Upon debugging the import_attachment action, I discovered that only attachments with the java extension are being imported correctly. The script fails for attachments with other extensions.
Has anyone else in the community faced issues when importing attachments with these file extensions? Does anyone have insights on why the script might be failing with these particular file types?
Here’s a brief overview of the issue:
The first three files in my database have the java extension and are imported without problems.
The script fails when it encounters a file with the jpg extension.
@pfaffman Any advice or solutions would be greatly appreciated!
begin
upl_obj = create_upload(post.user.id, filename, real_filename)
if upl_obj&.persisted?
html = html_for_upload(upl_obj, real_filename)
if !post.raw[html]
post.raw += "\n\n#{html}\n\n"
post.save!
UploadReference.ensure_exist!(upload_ids: [upl_obj.id], target: post)
end
else
puts "Failed to create upload for #{filename}: #{upl_obj.errors.full_messages.join(", ")}"
next
end
rescue => e
puts "Error processing file #{filename}: #{e.message}"
next
end
My guess, which could be wrong, is that a problem with newline encoding makes the data in the binary files wrong because a newline character is encoded as data. If the only files that work are ascii, it’s a good bet.
Almost - not newline encoding, but treated as text, and therefore corrupted.
EF BF BD is the UTF-8 byte sequence for ‘REPLACEMENT CHARACTER’ (U+FFFD). This is indicative of a file being treated as text instead of binary.
A JPEG image starts with ff d8 ff e0 xx xx 4a 46 49 46 00
You can see that the first four bytes have each been replaced with EF BF BD.
So your images are indeed corrupted. This is not a problem with the importer, this is a problem with the database, as @pfaffman already said. If you have copied this database from another server, you might want to check if this is already an issue in the original database. This could also only be happening on the oldest images (if this happened a long time ago). Just remove the exitline and see what happens.
@RGJ Thanks for the help. I tried importing a new database with the correct images, and while it imported, not all attachments were fully imported. I’m encountering errors like this:
If I recall correctly, all [ATTACH] tags are removed from the posts since they are superfluous. That probably doesn’t work here because it does not expect JSON data in it. It would be matter of looking up the place where they are being removed and modifying that code to account for the JSON data inside of the tag.
Before importing attachments, I notice that posts with images contain [ATTACH] tags. After the import, some of these tags are correctly filled while others are left empty. Why is that?
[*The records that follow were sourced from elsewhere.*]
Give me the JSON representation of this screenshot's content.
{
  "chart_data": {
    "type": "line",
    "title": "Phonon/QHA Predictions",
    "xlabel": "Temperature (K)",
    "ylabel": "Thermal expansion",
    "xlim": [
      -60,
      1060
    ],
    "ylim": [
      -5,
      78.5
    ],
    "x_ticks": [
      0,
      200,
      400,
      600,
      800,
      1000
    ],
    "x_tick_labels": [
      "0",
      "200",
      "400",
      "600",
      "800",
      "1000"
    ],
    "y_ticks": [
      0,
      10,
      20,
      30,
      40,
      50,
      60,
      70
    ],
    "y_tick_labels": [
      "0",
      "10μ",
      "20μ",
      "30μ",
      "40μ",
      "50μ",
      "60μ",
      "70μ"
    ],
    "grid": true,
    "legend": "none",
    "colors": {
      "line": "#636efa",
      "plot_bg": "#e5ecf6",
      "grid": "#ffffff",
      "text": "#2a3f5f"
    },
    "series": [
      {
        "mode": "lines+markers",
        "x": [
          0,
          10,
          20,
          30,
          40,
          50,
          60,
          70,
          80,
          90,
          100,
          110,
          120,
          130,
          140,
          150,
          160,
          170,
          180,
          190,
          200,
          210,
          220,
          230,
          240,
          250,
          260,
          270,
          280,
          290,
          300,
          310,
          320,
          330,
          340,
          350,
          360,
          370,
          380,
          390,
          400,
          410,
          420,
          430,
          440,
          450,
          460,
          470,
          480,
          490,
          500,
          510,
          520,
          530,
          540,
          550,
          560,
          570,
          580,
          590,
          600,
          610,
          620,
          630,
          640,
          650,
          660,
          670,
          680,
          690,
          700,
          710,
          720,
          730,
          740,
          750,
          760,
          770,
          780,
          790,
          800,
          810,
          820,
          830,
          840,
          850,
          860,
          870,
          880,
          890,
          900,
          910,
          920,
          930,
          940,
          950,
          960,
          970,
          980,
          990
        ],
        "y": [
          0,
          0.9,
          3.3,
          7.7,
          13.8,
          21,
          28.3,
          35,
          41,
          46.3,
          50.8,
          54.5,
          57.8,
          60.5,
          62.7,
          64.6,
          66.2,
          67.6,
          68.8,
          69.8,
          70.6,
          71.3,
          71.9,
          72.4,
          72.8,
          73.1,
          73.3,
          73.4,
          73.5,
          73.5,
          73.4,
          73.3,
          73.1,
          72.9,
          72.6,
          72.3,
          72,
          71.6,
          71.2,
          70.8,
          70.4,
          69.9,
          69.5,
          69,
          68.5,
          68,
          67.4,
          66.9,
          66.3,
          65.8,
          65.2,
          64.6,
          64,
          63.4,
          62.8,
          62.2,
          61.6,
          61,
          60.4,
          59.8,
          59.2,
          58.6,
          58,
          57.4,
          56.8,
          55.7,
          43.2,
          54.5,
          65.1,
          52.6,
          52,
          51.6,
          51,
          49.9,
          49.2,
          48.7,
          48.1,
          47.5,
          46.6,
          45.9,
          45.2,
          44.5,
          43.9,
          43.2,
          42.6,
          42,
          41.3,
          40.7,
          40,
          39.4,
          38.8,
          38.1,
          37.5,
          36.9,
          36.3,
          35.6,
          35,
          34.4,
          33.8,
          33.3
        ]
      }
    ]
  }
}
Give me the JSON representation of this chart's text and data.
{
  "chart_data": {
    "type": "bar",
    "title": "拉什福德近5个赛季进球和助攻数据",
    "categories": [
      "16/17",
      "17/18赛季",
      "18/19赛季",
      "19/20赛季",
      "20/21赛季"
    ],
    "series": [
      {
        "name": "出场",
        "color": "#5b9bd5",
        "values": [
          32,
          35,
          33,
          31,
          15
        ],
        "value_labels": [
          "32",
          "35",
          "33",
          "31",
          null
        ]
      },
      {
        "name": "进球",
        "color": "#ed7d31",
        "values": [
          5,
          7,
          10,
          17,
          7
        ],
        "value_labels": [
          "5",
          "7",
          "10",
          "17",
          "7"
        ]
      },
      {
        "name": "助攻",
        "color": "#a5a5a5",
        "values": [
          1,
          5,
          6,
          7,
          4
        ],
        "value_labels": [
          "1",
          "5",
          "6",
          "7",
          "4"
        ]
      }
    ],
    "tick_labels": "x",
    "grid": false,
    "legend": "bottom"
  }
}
I think some vBulletin attaches them by adding them to the database and some include bbcode like that. I think that I’ve modified the imported to handle those before.
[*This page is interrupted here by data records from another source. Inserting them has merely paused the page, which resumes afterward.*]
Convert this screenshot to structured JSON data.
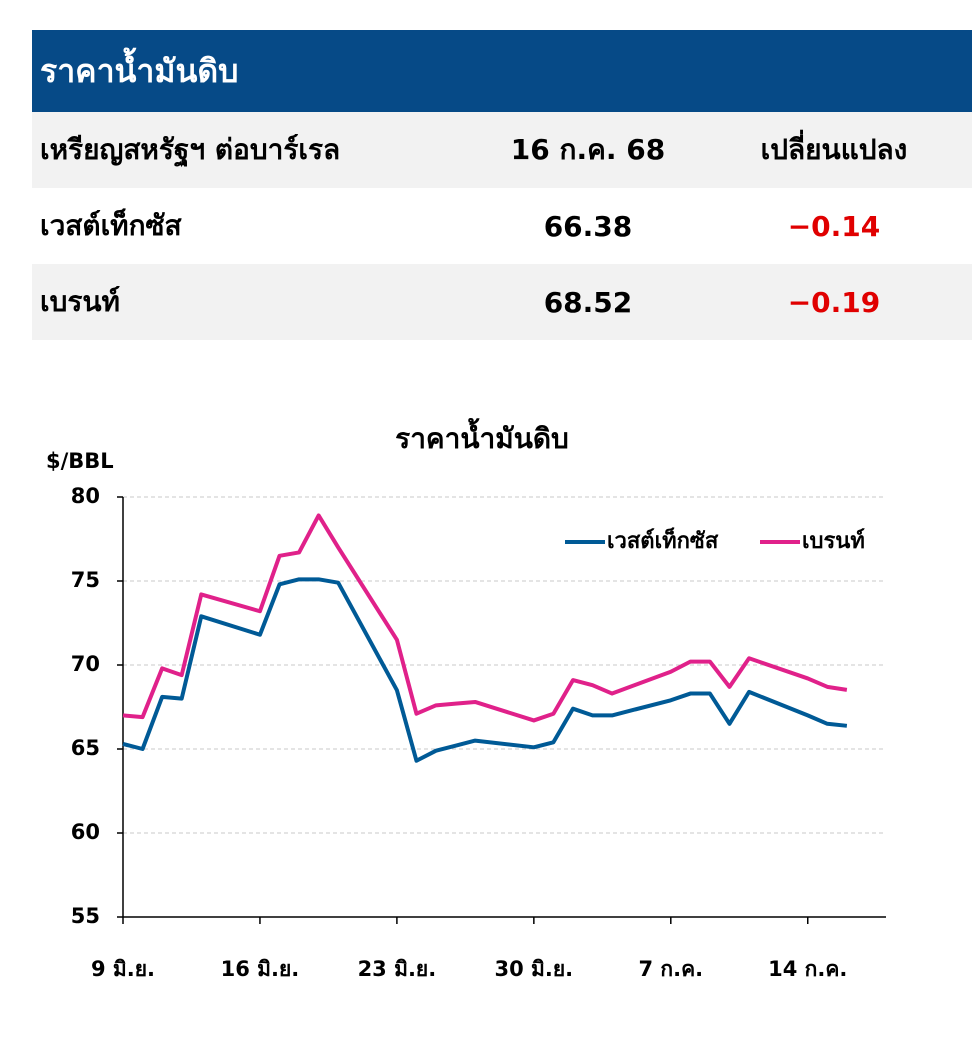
{
  "header": {
    "title": "ราคาน้ำมันดิบ"
  },
  "table": {
    "header": [
      "เหรียญสหรัฐฯ ต่อบาร์เรล",
      "16 ก.ค. 68",
      "เปลี่ยนแปลง"
    ],
    "rows": [
      [
        "เวสต์เท็กซัส",
        "66.38",
        "−0.14"
      ],
      [
        "เบรนท์",
        "68.52",
        "−0.19"
      ]
    ]
  },
  "chart_data": {
    "type": "line",
    "title": "ราคาน้ำมันดิบ",
    "y_label": "$/BBL",
    "x": [
      0,
      1,
      2,
      3,
      4,
      7,
      8,
      9,
      10,
      11,
      14,
      15,
      16,
      17,
      18,
      21,
      22,
      23,
      24,
      25,
      28,
      29,
      30,
      31,
      32,
      35,
      36,
      37
    ],
    "xlim": [
      0,
      39
    ],
    "xticks": [
      {
        "value": 0,
        "label": "9 มิ.ย."
      },
      {
        "value": 7,
        "label": "16 มิ.ย."
      },
      {
        "value": 14,
        "label": "23 มิ.ย."
      },
      {
        "value": 21,
        "label": "30 มิ.ย."
      },
      {
        "value": 28,
        "label": "7 ก.ค."
      },
      {
        "value": 35,
        "label": "14 ก.ค."
      }
    ],
    "ylim": [
      55,
      80
    ],
    "yticks": [
      55,
      60,
      65,
      70,
      75,
      80
    ],
    "grid": true,
    "legend": "upper right",
    "series": [
      {
        "name": "เวสต์เท็กซัส",
        "color": "#005a96",
        "values": [
          65.3,
          65.0,
          68.1,
          68.0,
          72.9,
          71.8,
          74.8,
          75.1,
          75.1,
          74.9,
          68.5,
          64.3,
          64.9,
          65.2,
          65.5,
          65.1,
          65.4,
          67.4,
          67.0,
          67.0,
          67.9,
          68.3,
          68.3,
          66.5,
          68.4,
          67.0,
          66.5,
          66.38
        ]
      },
      {
        "name": "เบรนท์",
        "color": "#e0218a",
        "values": [
          67.0,
          66.9,
          69.8,
          69.4,
          74.2,
          73.2,
          76.5,
          76.7,
          78.9,
          77.0,
          71.5,
          67.1,
          67.6,
          67.7,
          67.8,
          66.7,
          67.1,
          69.1,
          68.8,
          68.3,
          69.6,
          70.2,
          70.2,
          68.7,
          70.4,
          69.2,
          68.7,
          68.52
        ]
      }
    ]
  }
}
Oh, I didn’t notice the json before. Do you expect these json files to be attachments embedded into the posts? What do those posts look like in vBulletin?
I believe the other errors are because those posts were not imported for some reason (like the parent topic was deleted or otherwise not imported)
I don’t think these are json files, it’s json metadata.
It looks like vBulletin changed their encoding of attachment locations from
[attach]123[/attach]
to [attach=json]{"data-attachmentid":123}[/attach]
and the importer cannot handle that. It should attach the attachments anyway, these tags are only for positioning them within the post. But the deletion of the tag only happens when they contain a numeric id.
A lot of other errors in the screenshot above are independent of this issue.
I thought that I’d seen that sometimes the database linked them to the post and sometimes the bbcode did, and I guess sometimes they both do? And sometimes they live in the database and sometimes they are external files (but i might be remembering some other system on that).